Und diese nun wieder erstarkte römische Kirche war es, die im 17. Jahrhundert noch einmal versuchte, die alleinige Macht und Deutungshoheit in Europa zu erzwingen. Was ja bekanntlich nicht gelang, aber am Ende eine Bewegung ins Rollen brachte, die die Dominanz des Glaubens endgültig infrage stellte: die Aufklärung.

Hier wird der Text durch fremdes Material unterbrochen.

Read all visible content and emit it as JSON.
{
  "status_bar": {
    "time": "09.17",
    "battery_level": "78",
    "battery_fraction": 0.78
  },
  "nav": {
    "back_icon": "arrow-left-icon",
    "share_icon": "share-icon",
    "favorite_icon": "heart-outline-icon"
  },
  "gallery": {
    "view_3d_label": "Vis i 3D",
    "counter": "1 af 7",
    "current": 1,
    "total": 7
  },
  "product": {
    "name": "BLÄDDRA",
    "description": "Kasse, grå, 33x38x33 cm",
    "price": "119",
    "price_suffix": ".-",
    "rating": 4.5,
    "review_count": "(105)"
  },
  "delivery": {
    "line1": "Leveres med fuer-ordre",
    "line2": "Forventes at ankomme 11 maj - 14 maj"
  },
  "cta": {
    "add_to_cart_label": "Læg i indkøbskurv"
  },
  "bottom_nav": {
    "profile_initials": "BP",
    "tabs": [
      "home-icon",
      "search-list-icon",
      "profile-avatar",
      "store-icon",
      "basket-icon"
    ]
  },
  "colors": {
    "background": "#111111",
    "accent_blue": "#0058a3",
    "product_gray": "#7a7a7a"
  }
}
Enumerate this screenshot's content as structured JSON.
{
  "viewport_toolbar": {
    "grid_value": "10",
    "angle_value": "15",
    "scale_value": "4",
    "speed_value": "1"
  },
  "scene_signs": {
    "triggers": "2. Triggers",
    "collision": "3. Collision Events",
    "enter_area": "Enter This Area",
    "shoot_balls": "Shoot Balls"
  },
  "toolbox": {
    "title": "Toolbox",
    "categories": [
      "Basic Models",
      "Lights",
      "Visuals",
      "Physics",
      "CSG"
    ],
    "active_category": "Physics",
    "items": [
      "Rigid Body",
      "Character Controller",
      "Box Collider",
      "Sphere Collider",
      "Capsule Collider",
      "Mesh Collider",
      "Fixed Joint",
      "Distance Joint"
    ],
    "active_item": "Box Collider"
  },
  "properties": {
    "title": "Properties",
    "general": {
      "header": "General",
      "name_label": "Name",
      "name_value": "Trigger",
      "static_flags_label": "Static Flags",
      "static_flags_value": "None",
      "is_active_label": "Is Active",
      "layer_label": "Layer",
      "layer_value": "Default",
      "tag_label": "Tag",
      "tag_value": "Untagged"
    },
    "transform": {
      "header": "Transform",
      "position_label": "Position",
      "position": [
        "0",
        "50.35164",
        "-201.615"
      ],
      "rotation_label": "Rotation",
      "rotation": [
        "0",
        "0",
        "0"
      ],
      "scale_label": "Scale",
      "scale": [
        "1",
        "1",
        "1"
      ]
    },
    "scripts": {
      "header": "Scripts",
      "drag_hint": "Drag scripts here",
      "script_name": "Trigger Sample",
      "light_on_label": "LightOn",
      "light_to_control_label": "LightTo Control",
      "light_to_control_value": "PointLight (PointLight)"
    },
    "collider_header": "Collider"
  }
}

So schmal das Buch ist – ganze 100 Seiten – so komprimiert bringt hier der Autor die wesentlichen Namen und Fakten, die die Reformation in ihren Ursachen und direkten Folgen begreifbar machen. Wer Calvin, Zwingli usw. noch nicht kennt, bekommt ihr Handeln in Kurzform geboten. Und es wird so beiläufig sichtbar, dass die Reformationsgeschichte eben nicht nur Religionsgeschichte ist, sondern auch politische und Geistesgeschichte. Man sieht gerade aufgrund dieser Kompaktheit, was Dr. Martin Luther da auslöste, als er einfach nur für sich beschloss, seine Theologen-Kollegen zum Disputieren über ein paar grundlegende Fragen der Buße aufzufordern. Und dann entzündete er quasi die klügsten und mächtigsten Köpfe der Zeit und zwang einen ganzen Kontinent zum Reagieren.

Armin Kohnle Luther, Calvin und die anderen, Evangelische Verlagsanstalt, Leipzig 2016, 9,90 Euro.